(ROMANCE : ENQUANTO AGONIZO)
“além de ser um clássico da literatura norte-americana, é considerado um dos cem melhores romances em inglês do século XX”
O FLUXO DE CONSCIÊNCIA NA LITERATURA
William James, filósofo e psicólogo, norte-americano, foi quem primeiro teorizou o chamado fluxo de consciência, que definia como se dava esta característica contínua de nossos pensamentos, sua intercalação imprevisível, que se define, sobretudo, como fluxo, e que teve uma influência intensa na literatura moderna do século XX, com muitos herdeiros pós-modernos no século XXI. Historicamente, William James é o responsável pela expressão "fluxo de pensamentos" da psicologia, James usou esta expressão, primeiramente, no capítulo IX de seu livro "Princípios de Psicologia", proposta no fim do século XIX.

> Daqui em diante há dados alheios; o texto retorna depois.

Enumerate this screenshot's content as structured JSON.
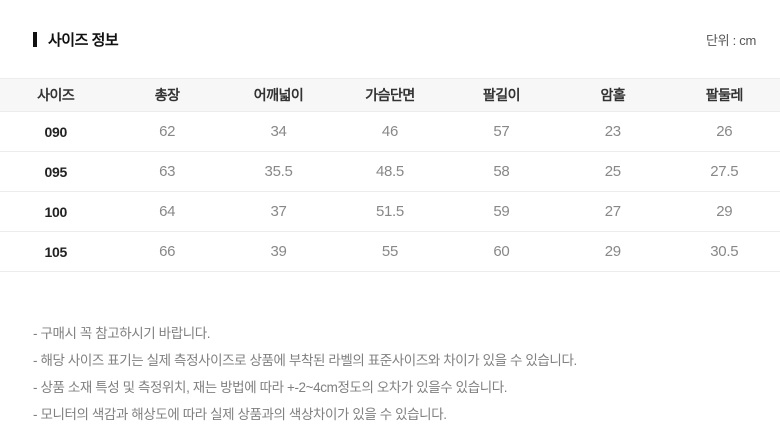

Na literatura, temos uma associação direta do fluxo de consciência com a técnica literária do monólogo interior ou interno, em que a narrativa simula ou imita este fluxo contínuo de pensamentos, refletindo numa forma ou estilo literário de orações extensas e sem pontuação ou exatamente parágrafos. Tal técnica do fluxo de consciência, em literatura, varia em sua aplicação de acordo com o autor, e ainda entre diferentes obras de um mesmo autor ou de vários autores. A narrativa pode tanto aparecer em primeira pessoa, como com uma terceira pessoa onisciente, em que este pode ter acesso total aos pensamentos do protagonista, por exemplo.
Na literatura, os principais expoentes desta técnica literária são James Joyce, da Irlanda, Virginia Woolf, da Inglaterra, T.S. Eliot, o poeta e editor, e William Faulkner (Faulkner que tematizarei aqui em seu romance “Enquanto Agonizo”), ambos dos Estados Unidos, e temos um grande monumento à memória em Marcel Proust, autor francês, em seus volumes de Em Busca do Tempo Perdido, e no Brasil podemos citar escritores como Clarice Lispector e Guimarães Rosa.
Temos outros autores conhecidos que herdaram a técnica do fluxo de consciência como Albert Camus, Hermann Hesse, J. D. Salinger, o dramaturgo Samuel Beckett (herdeiro direto de Joyce), William Burroughs e vários outros autores da geração beat, Milan Kundera, Julio Cortázar, e muitos autores do chamado Boom latino-americano. No Brasil, podemos citar, ainda, depois de Clarice e Rosa, o poeta Paulo Leminski e o romancista Graciliano Ramos.
Portanto, a literatura se apropriou da teoria de William James, e criou um tipo de ficção que coloca o psiquismo dos personagens em destaque, e que produz uma literatura psicológica que pode ser associada a esta ideia de James, mas também às descobertas sobre o inconsciente na psicanálise freudiana. Na literatura, o fluxo de consciência torna camadas mais profundas da mente em um tipo de pré-discurso.
Robert Humphrey escreveu um livro intitulado “O Fluxo da Consciência (um estudo sobre James Joyce, Virgínia Woolf, Dorothy Richardson, William Faulkner e outros)” em que delimita com precisão o papel do fluxo de consciência na literatura destes autores, ele nos diz : “podemos definir o fluxo de consciência ficcional como um tipo de ficção no qual a ênfase básica está na exploração dos níveis de consciência pré-discursivos, com o propósito, principalmente, de revelar o ser psíquico dos personagens.”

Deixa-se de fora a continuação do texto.